Any marketing I did for edtech products as a kid was an accident. I'm sure I gave spontaneous feedback to my parents, friends, and some of my teachers without an agenda.
Critical outcomes—like how many points I earned in my favorite math game—probably dictated how great or terrible I said the products were.
As an older student, I started a tutoring service during pandemic lockdowns. I made curated lists of edtech platforms for kids to avoid the summer slide. In a way, I was indirectly marketing the services of those edtech companies.
Working in marketing requires strategy. An intentional one. A strategy that involves cheerleading, offering buyers hope, and marketing honestly.
Consistently cheerlead your edtech products
My younger self would give edtech reviews, completely unprompted. Maybe I played a memory game and wanted to tell other people how fun it was. Or I got frustrated and was ready to convince anyone within earshot to delete it.
Marketers can't be as random with their communications. Cheerleading edtech products needs to happen internally, whether you're
pitching a new marketing tactic to your team
encouraging your sales team to increase conversions with new collateral
or calling out your product's abilities when stakeholders have doubts
But the people you need to excite the most are the ones outside of your organization.
Your leads and customers don't work for your company. They aren't in your team meetings. So building hype for them is THE way to
earn buyer trust.
build word-of-mouth marketing.
For a kid, cheerleading a product ends when frustration outweighs the fun. In marketing, it's a cyclical process that can't stop when you're having a tough work week.
Give the gift of actionable hope
Movies, career day, and Halloween give kids windows into different lives. Lives they might want one day.
Good marketing in edtech gives that same idealistic feeling.
The difference? It gives buyers actionable steps to give their kids different outcomes, with:
My kid commentary was never recorded because my product reviews weren't planned.
If you have a loyal customer school and they're willing to publicize their experience with your products, you've struck gold.
Imagine all the content you can collect. And all the platforms you can share these testimonials on.
Tell the story of your edtech products honestly
You can't dramatize your products to impress your buyers.

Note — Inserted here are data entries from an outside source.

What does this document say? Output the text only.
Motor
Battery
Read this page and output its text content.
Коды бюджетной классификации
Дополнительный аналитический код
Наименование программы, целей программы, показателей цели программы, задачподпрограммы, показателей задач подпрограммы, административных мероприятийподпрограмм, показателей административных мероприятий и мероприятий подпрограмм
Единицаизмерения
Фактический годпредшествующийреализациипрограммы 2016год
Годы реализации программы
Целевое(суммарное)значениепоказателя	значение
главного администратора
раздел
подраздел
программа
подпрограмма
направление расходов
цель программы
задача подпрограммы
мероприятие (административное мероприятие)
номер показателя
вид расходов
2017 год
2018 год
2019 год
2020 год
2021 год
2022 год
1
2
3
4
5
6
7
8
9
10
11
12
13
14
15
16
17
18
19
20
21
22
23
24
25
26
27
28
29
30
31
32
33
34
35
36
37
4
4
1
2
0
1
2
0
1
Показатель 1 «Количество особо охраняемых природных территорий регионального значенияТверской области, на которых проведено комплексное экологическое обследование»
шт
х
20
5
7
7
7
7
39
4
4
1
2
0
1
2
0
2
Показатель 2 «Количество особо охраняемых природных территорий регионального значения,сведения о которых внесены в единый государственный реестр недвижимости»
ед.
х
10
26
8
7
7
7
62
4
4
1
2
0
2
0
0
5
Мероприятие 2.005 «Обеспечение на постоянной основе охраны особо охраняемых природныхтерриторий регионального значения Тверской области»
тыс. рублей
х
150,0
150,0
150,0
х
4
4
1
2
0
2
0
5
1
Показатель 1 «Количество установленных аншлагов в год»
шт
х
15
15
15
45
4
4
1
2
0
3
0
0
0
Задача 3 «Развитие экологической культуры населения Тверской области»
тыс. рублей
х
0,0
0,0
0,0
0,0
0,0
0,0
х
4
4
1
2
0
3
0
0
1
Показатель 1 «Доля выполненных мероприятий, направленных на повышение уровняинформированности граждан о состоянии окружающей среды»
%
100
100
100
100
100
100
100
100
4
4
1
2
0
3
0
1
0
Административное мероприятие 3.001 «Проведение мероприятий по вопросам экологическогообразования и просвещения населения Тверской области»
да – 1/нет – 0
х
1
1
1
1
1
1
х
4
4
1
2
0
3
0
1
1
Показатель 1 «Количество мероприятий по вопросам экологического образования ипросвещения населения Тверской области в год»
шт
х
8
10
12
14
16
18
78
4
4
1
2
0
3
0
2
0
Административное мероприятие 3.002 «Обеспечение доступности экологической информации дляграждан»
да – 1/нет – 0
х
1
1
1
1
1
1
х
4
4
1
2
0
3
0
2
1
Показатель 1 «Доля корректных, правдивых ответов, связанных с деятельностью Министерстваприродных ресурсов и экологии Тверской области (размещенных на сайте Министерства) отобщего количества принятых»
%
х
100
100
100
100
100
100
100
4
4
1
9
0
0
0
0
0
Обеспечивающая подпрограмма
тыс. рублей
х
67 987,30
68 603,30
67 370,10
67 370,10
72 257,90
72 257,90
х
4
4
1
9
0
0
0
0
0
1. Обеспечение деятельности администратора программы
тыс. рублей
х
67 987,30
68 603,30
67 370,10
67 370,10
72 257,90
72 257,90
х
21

That would be childish—get it?!
Cheerleading what your products can do and giving buyers actionable hope has to be done truthfully. It's the ethical way to do marketing. And your returns will probably stretch the farthest.
Convincing someone to buy is a win. But how do you get them to come back? How do you get them to share your products with their friends?
Not with overdramatized results. Or impossible guarantees.
Marketing in edtech needs to inspire customers by sharing what their products were designed to do.